The database used to save the computing results is an important part of the entire information system, and the technology is relatively mature. However, for all databases, apart from recording the correct processing results, there are also some challenges: how to increase the processing speed, data availability, data security, and dataset scalability. Join multiple databases to form a Database Cluster

The database used to save the computing results is an important part of the entire information system, and the technology is relatively mature. However, for all databases, apart from recording the correct processing results, there are also some challenges: how to increase the processing speed, data availability, data security, and dataset scalability. Connecting multiple databases together to form a database cluster is a natural idea.

The Cluster technology uses a specific connection method to combine relatively low-price hardware devices and provides high-performance task processing capabilities. This article attempts to analyze and comment on the specific technologies and mainstream products used by the current major database clusters, so as to provide readers with a reference for evaluating a database cluster.
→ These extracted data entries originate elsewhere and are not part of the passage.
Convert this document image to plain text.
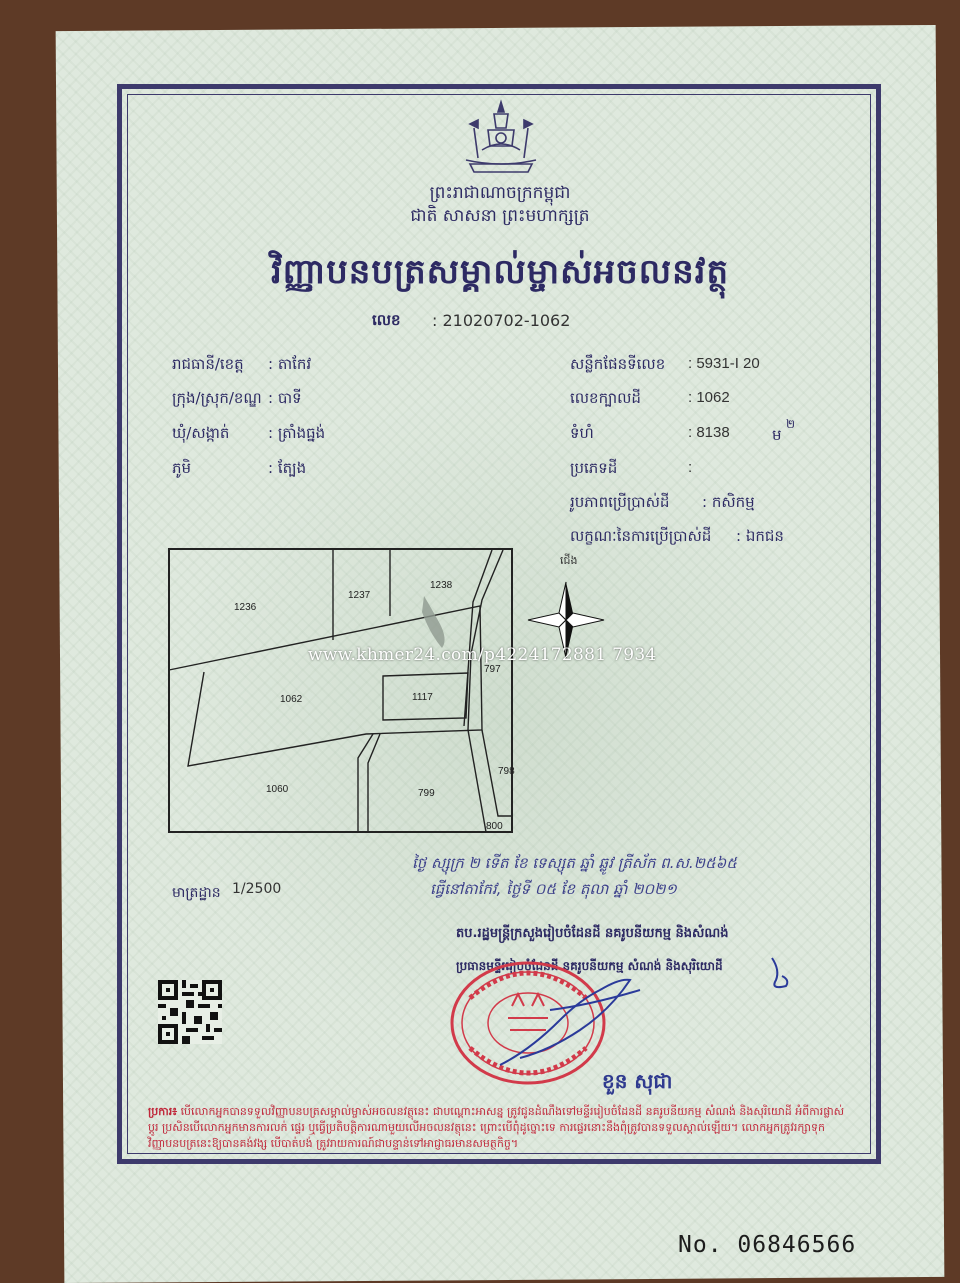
ព្រះរាជាណាចក្រកម្ពុជា
ជាតិ សាសនា ព្រះមហាក្សត្រ
វិញ្ញាបនបត្រសម្គាល់ម្ចាស់អចលនវត្ថុ
លេខ : 21020702-1062
រាជធានី/ខេត្ត : តាកែវ
ក្រុង/ស្រុក/ខណ្ឌ : បាទី
ឃុំ/សង្កាត់	: ត្រាំងធ្នង់
ភូមិ	: ត្បែង
សន្លឹកផែនទីលេខ : 5931-I 20
លេខក្បាលដី	: 1062
ទំហំ	: 8138	ម
២
ប្រភេទដី	:
រូបភាពប្រើប្រាស់ដី : កសិកម្ម
លក្ខណៈនៃការប្រើប្រាស់ដី : ឯកជន
1236
1237
1238
1062	1117
797
1060	799
798
800
ជើង
www.khmer24.com/p4224172881 7934
ថ្ងៃ ស្សុក្រ ២ ទើត ខែ ទេស្សុត ឆ្នាំ ឆ្លូវ ត្រីស័ក ព.ស.២៥៦៥
ធ្វើនៅតាកែវ, ថ្ងៃទី ០៥ ខែ តុលា ឆ្នាំ ២០២១
មាត្រដ្ឋាន 1/2500
តប.រដ្ឋមន្ត្រីក្រសួងរៀបចំដែនដី នគរូបនីយកម្ម និងសំណង់
ប្រធានមន្ទីររៀបចំដែនដី នគរូបនីយកម្ម សំណង់ និងសុរិយោដី
ខួន សុជា
ប្រការ៖ បើលោកអ្នកបានទទួលវិញ្ញាបនបត្រសម្គាល់ម្ចាស់អចលនវត្ថុនេះ ជាបណ្តោះអាសន្ន ត្រូវជូនដំណឹងទៅមន្ទីររៀបចំដែនដី នគរូបនីយកម្ម សំណង់ និងសុរិយោដី អំពីការផ្លាស់ប្តូរ ប្រសិនបើលោកអ្នកមានការលក់ ផ្ទេរ ឬធ្វើប្រតិបត្តិការណាមួយលើអចលនវត្ថុនេះ ព្រោះបើពុំដូច្នោះទេ ការផ្ទេរនោះនឹងពុំត្រូវបានទទួលស្គាល់ឡើយ។ លោកអ្នកត្រូវរក្សាទុកវិញ្ញាបនបត្រនេះឱ្យបានគង់វង្ស បើបាត់បង់ ត្រូវរាយការណ៍ជាបន្ទាន់ទៅអាជ្ញាធរមានសមត្ថកិច្ច។
No. 06846566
The database cluster technology discussed below belongs to two types of systems: the cluster technology based on the database engine and the cluster technology based on the database Gateway (middleware.

Database Engine-based cluster technology (shared disk or non-shared disk)

Cluster technology based on database Gateway (middleware) (without disk sharing)

Key Technologies

The Comparison Between Complex Database Cluster technologies is actually to compare the performance of the sub-technologies it contains and the coordination and operation capability between them, the following text introduces the core technologies that need to be paid attention to most by database clusters, and also pays attention to some technical details.

Four methods to increase processing speed

Increase disk speed:The main idea is to increase the disk concurrency. Although the implementation methods are different, their ultimate goal is to provide a storage image of a logical database.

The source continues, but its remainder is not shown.